Commercialising new technology
Spin-out company Oxford PV is working with researchers from the University of Oxford to develop solar cell technology that both increases efficiency of photovoltaic cells and cuts the costs of producing solar energy.
A Prosperity Partnership between University of Oxford and spin-out company Oxford PV is developing the next generation of solar cells.
Silicon is the main material used in existing commercial photovoltaics, but it’s reaching its efficiency limit. Researchers at University of Oxford developed a material called perovskite, which can boost the efficiency of silicon. Their research shows that perovskite can be put on top of silicon to create solar cells that are more efficient.
Oxford PV is currently preparing its perovskite-on-silicon cells for the market while continuing to innovate for higher-efficiency cells.
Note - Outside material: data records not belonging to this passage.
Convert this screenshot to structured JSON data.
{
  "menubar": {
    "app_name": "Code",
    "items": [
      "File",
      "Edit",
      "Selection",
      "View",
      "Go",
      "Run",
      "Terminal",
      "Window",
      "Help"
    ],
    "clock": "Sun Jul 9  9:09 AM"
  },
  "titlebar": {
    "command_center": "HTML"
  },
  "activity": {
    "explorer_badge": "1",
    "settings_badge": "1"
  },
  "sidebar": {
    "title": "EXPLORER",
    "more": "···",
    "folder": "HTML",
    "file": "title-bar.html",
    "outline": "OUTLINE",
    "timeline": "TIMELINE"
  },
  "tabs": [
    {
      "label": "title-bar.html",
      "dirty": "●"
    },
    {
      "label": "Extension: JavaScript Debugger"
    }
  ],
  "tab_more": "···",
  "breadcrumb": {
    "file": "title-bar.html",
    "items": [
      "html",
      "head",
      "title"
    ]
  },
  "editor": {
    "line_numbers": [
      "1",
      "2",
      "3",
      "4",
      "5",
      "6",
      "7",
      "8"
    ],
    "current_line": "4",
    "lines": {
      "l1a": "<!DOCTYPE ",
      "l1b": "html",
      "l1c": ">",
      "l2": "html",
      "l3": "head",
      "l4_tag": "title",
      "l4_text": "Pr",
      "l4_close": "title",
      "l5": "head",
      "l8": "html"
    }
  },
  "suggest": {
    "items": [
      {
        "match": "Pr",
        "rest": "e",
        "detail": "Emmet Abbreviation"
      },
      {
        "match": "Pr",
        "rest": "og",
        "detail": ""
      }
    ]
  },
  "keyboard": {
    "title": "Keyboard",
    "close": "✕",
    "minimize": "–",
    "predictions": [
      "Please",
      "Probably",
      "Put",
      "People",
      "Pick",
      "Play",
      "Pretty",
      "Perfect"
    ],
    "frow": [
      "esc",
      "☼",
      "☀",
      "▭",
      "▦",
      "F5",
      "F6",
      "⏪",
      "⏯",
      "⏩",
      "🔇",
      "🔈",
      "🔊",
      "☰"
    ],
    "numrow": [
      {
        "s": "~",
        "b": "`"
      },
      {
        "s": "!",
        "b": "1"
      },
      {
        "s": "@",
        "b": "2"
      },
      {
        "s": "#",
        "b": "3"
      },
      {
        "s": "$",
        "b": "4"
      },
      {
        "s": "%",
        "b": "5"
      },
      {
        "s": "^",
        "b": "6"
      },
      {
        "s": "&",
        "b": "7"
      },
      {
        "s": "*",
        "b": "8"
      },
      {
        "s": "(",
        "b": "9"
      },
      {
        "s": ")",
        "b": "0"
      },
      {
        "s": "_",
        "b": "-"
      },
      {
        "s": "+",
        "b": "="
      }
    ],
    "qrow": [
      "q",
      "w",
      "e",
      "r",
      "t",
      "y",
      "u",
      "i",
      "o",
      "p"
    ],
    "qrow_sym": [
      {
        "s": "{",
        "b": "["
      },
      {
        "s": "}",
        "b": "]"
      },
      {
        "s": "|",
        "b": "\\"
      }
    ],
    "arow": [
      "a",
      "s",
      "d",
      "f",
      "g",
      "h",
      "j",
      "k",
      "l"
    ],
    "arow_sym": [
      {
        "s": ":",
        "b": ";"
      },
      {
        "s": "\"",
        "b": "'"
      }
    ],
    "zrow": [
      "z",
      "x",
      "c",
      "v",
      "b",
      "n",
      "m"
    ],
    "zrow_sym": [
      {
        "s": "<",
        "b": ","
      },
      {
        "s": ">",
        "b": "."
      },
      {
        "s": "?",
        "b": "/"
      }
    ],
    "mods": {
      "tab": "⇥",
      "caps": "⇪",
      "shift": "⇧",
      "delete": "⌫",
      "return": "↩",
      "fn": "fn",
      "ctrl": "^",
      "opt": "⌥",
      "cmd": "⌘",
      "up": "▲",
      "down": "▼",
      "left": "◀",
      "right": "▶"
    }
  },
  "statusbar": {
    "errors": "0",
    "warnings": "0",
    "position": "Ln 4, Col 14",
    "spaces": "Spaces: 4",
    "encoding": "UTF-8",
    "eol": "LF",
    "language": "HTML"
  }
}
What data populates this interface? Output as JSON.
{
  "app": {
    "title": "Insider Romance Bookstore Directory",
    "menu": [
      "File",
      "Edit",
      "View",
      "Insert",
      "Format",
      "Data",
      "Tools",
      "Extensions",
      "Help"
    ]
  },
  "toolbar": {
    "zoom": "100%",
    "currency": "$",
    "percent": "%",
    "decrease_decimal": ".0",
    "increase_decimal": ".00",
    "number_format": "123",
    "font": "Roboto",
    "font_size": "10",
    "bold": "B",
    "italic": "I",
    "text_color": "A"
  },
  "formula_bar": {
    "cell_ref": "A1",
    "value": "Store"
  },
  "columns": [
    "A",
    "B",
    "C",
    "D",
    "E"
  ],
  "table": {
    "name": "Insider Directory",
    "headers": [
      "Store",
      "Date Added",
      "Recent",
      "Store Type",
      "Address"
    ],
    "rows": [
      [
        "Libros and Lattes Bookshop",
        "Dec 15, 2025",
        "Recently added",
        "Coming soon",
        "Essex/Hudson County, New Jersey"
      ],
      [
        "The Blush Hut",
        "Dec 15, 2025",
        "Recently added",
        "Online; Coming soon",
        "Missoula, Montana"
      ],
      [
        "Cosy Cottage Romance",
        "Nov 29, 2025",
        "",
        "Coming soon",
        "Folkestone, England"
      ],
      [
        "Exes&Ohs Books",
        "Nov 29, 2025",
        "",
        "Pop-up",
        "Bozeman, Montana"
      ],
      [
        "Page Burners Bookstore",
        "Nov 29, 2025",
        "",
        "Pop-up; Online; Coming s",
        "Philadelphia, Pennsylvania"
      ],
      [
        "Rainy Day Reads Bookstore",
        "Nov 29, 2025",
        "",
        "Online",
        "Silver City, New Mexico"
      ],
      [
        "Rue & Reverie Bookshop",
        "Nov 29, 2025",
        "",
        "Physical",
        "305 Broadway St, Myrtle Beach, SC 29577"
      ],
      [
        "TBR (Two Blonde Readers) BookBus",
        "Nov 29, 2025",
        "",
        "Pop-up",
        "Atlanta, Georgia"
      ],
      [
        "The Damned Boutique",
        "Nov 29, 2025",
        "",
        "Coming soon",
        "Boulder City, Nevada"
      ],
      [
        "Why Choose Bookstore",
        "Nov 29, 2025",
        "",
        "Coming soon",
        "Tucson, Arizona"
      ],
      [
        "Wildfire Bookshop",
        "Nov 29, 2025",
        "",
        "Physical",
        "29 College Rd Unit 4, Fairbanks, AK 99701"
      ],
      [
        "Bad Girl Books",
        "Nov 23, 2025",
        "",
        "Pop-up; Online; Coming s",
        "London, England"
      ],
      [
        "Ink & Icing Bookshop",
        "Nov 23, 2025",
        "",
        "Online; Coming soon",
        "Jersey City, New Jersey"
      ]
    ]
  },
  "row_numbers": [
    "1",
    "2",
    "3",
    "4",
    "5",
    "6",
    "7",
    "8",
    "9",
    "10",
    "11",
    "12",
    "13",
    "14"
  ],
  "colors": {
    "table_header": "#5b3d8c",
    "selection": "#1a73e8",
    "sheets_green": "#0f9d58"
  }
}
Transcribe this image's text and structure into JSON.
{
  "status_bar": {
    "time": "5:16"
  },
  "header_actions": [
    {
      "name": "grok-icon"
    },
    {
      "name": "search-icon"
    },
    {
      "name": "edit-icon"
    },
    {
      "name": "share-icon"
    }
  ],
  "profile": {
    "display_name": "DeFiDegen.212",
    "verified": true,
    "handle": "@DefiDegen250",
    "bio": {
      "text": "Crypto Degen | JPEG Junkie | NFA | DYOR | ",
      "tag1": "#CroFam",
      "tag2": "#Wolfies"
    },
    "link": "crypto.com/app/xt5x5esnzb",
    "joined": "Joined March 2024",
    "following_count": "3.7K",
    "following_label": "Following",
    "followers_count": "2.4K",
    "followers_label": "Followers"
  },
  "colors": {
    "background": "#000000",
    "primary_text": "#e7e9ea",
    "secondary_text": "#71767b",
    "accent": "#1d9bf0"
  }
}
A future step, and the Prosperity Partnership’s aim, is to develop a perovskite-only product.
The Partnership team has been focused on addressing technical challenges to ensure the technology is compatible with industrial and manufacturing processes, and on understanding stability constraints of the material.
The team has so far developed two new products with potential for commercialisation in a market that’s estimated to grow from USD271m in 2024 to USD2,268m in 2028. It has also secured funding for a follow-on project exploring commercial aspects and manufacturing.
“The research centres of most commercial companies can’t afford a dedicated research facility on the scale offered by the University of Oxford,” says Dr Professor Henry Snaith, Co-Founder and Chief Scientific Officer of Oxford PV and Professor of Renewable Energy in the Physics Department of the University of Oxford. “With access to the university’s research resources, Oxford PV has been able to gain a deeper insight into the technology’s capabilities and build on sound science to accelerate the market readiness of future products.”
Supporting the knowledge
and skills pipeline
A Prosperity Partnership between energy companies and universities is ensuring the pipeline of skills necessary to keep the UK at the forefront of offshore wind energy technology.
The UK is a world leader in offshore wind energy and has more capacity installed than any other country. But to fully exploit the UK’s wind power, the British workforce needs the necessary skills to meet the needs of the fast-growing offshore wind energy industry.
A Prosperity Partnership between University of Sheffield, Durham University, University of Hull, and energy companies Siemens Gamesa Renewable Energy (SGRE) and Ørsted is providing an opportunity to advance knowledge and skills relevant to both industrial and academic partners.
The Partnership is resulting in new knowledge being shared on novel wind turbine generator topologies, blade health and wind turbine condition monitoring. Interaction with academic researchers is helping upskill industry engineers and improve industry knowledge, while academic partners are gaining greater insight into longer-term industry research needs.
A legacy of skills is being created with numerous new research positions at the partner universities. It is also providing an extended framework that has allowed SGRE and University of Hull to establish a new MSc apprenticeship scheme, undergraduate and MSc modules in offshore wind and CPD courses for industry.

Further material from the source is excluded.